Bergbau gegen Biodiversität
16. Januar 2022Hinter den Mauern des Dhamma Sakyamuni-Klosters ist die Luft spürbar kühler als draußen. Es ist ganz still. Auf dem polierten Steinboden sitzen Mönche im Schneidersitz. Sie meditieren vor einem goldfarbenen Buddha. Von der rauen Kalksteindecke über ihnen hängen Stalaktiten, lange Tropfsteine, die sich in Tausenden von Jahren bildeten, weil kalkhaltiges Wasser andauernd an der gleichen Stelle von der Decke tropft.
Das Dhamma Sakyamuni-Kloster zählt zu den letzten verbliebenen Kalksteinhöhlentempeln in Malaysia. Es liegt am Fuße des Bergs Kanthan, einem der zwölf Kalksteinhügel, die sich aus dem Kinta-Tal im malaysischen Bundesstaat Perak erheben. 15 buddhistische Mönche leben zurzeit in diesen Höhlen und praktizieren hier ihren Glauben.
Damit könnte es bald vorbei sein. Draußen vor dem Kloster sind laute Explosionen zu hören. Wie Gewehrschüsse hallen sie durch das Tal. Es wird gesprengt, um Kalkstein abzubauen, einen wichtigen Rohstoff für die Zementindustrie.
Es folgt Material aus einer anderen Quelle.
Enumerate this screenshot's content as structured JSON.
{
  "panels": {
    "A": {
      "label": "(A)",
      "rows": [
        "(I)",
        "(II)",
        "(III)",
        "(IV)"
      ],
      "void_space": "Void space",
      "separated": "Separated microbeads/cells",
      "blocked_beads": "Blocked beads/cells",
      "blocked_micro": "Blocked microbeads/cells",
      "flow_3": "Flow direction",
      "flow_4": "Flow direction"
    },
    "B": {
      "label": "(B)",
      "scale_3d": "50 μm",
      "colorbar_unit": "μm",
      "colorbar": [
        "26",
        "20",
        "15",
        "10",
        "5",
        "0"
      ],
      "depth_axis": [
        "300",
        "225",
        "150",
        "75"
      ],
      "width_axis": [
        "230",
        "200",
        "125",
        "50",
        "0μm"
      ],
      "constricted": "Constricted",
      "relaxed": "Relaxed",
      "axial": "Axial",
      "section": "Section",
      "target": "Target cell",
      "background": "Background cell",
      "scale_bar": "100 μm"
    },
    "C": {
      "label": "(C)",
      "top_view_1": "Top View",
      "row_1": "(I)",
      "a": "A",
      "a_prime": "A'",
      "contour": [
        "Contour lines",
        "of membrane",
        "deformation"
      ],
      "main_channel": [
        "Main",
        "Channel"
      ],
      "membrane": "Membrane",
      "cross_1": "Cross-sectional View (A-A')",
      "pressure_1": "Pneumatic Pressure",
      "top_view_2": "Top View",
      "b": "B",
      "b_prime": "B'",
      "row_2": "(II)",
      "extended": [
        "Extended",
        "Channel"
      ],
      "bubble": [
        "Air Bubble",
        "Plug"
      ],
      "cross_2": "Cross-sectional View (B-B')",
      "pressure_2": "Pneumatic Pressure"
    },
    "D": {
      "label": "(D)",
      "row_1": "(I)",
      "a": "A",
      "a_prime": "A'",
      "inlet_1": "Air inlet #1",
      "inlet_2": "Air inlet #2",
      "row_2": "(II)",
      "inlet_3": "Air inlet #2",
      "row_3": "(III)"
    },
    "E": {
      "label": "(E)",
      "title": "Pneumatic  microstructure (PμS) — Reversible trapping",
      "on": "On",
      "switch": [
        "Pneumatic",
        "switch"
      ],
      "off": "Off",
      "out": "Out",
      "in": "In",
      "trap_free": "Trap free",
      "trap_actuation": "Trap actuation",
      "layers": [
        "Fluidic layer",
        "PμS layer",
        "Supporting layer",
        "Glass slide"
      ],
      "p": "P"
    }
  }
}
Seit Anfang der 1960er Jahre hat die Regierung des Bundesstaates Perak den Berg Kanthan an das Baustoffunternehmen Associated Pan Malaysia Cement (APMC) verpachtet. Der Berg wurde damals in vier Zonen geteilt. Zwei davon gibt es nicht mehr. Sie sind dem Kalksteinabbau zum Opfer gefallen. Wie eine große offene Wunde klafft das, was von ihnen übrig geblieben ist. Nun gibt es nur noch im Süden einen gesunden Wald, daneben im Norden jedoch karge Flächen aus hellem Fels mit jeder Menge Geröll.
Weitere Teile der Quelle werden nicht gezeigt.